In Bentiu Protection of Civilians camp (PoC), in the north of South Sudan, Nantiek is the leader of a family of 12. She faces the second eviction order within the camp premises, from the UN administration, since she and her family arrived from Leer city several months ago fearing for their lives and leaving everything behind them.
She’s standing there with her bare feet in the mud. She’s gently carrying her youngest granddaughter in her arms. The little one suffers from a severe disability. Nantiek is tired but she speaks with confidence and strong words. She’s been through so much difficulty since her and her family fled from their village next to Leer, around 120 km away. They fled to escape the war, the violence, and the hunger. Along with nearly 125,000 others, Nantiek and her family have found refuge in the UNMISS (United Nations Mission in South Sudan) PoC camp of Bentiu, in South Sudan’s north. They have lived in very precarious conditions since June 2015 – for many others it has been even longer.
“Our house was looted, our cattle were looted, we had to flee, and we couldn’t stay. We left everything behind us,”
Every month around 1,000 new people arrive, and around 1,000 leave (8,000 more arrived in July to latest flare of conflict around the country). The camp is full of kids wandering around, playing in the mud, under a terrible heat that can reach 48 degrees under cover. But as the rainy season comes and with it the grey muds of the black cotton that sticks to your feet adding at least one more kilogram each. With the rain, mosquitoes that transmit malaria also come back, putting the life of numerous kids at risk. “Our house was looted, our cattle were looted, we had to flee, and we couldn’t stay. We left everything behind us,” says Nantiek, repeating the story of hundreds of families. “We were hungry also,” she adds. “Here, at least they won’t kill us, they give us some food and some water, a shelter and we can go to the health centre or to the MSF hospital when we are sick. But now they want us to move again inside the camp. We moved already. We were in PoC 3, they told us to move to PoC 2 and now they want us to move again but they don’t give us a place, a shelter. I’m tired to move.”
The camp is divided into squared and level blocks (the PoCs), that are equipped with latrines and water points, but only nine litres of water are allocated per person per day and the World Food Program organises the food distribution. A family of five will receive one 50kg bag of sorghum, oil and some cups of lentils every month – hardly enough to survive. The Médecins Sans Frontières hospital in the camp treats a steady stream of severely acute malnourished kids. Nantiek is willing to go back. “I want to return to my village, my cows, my crops but we lost everything. We are not well here. But we need security.” In the meantime, Nantiek will remain here, between the fences and the moats of the Bentiu PoC, under UNMISS protection and the pressure to resettle somewhere else in the camp.

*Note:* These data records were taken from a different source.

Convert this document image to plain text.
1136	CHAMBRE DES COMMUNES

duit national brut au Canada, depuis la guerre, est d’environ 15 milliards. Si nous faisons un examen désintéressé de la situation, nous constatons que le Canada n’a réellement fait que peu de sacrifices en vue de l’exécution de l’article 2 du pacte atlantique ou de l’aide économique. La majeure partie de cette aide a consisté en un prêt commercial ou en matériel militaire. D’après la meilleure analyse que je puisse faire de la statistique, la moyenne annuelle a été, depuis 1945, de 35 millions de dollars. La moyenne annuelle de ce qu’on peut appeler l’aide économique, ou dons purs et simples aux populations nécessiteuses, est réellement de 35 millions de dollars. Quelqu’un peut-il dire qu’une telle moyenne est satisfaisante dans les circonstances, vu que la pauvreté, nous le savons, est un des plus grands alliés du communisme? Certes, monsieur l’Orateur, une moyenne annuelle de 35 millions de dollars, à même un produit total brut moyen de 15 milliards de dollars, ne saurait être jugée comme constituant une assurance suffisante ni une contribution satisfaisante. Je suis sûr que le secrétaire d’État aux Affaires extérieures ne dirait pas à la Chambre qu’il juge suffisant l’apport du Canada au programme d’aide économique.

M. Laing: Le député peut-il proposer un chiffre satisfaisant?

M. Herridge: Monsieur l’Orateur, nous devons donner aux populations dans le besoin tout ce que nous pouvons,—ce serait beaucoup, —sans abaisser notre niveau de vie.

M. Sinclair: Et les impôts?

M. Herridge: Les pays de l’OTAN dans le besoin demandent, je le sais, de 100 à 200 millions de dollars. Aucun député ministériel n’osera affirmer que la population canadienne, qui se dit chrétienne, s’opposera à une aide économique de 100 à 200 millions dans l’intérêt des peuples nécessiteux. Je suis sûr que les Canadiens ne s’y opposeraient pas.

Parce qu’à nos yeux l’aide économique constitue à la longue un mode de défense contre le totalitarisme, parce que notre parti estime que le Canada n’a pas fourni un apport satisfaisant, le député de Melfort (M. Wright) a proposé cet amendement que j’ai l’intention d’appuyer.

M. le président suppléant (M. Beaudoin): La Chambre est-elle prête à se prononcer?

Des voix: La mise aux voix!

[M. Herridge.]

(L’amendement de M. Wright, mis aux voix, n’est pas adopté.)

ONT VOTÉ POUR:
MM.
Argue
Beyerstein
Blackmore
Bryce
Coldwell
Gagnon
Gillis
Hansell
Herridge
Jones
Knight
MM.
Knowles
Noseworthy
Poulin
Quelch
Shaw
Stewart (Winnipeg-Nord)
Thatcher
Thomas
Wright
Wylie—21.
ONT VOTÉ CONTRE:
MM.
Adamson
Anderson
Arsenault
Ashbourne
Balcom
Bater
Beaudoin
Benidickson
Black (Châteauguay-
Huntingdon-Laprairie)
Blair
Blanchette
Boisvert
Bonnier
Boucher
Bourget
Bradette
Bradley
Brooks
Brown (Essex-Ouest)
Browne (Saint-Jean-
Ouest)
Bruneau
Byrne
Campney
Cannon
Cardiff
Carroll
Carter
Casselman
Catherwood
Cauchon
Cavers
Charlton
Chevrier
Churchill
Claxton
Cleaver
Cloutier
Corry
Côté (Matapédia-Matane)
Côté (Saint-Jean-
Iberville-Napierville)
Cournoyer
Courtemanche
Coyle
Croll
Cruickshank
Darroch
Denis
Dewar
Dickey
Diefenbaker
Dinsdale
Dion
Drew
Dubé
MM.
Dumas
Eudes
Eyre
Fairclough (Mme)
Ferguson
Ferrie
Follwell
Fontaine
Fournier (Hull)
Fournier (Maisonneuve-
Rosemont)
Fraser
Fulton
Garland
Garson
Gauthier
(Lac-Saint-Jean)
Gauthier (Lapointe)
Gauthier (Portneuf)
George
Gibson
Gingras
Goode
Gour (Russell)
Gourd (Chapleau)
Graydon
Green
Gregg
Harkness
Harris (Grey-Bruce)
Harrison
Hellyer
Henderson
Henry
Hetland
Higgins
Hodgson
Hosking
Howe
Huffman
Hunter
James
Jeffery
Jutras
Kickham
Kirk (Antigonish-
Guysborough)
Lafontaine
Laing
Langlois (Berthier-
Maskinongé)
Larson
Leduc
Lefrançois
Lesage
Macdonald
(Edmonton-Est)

In the UN Protection of Civilian camp, Médecins Sans Frontières runs a community health program, Nantiek is one of the cases they follow. The organisation also runs a 160 bed hospital providing secondary healthcare, surgery and emergency services to the population of the camp. The medical team also provides maternal care for complicated cases, obstetrics, and a sexual violence program. Malnourished children are taken to an inpatients therapeutic feeding centre. A clinic takes care of children under five. In Bentiu town area, Médecins Sans Frontières supports health access for the community and displaced population. In the town of Bentiu the medical team operates a primary health centre which can refer patients to the town’s hospital or to the Médecins Sans Frontières hospital in the PoC. Women also have access to ante-natal care consultations and health and psycho-social services in case of sexual violence.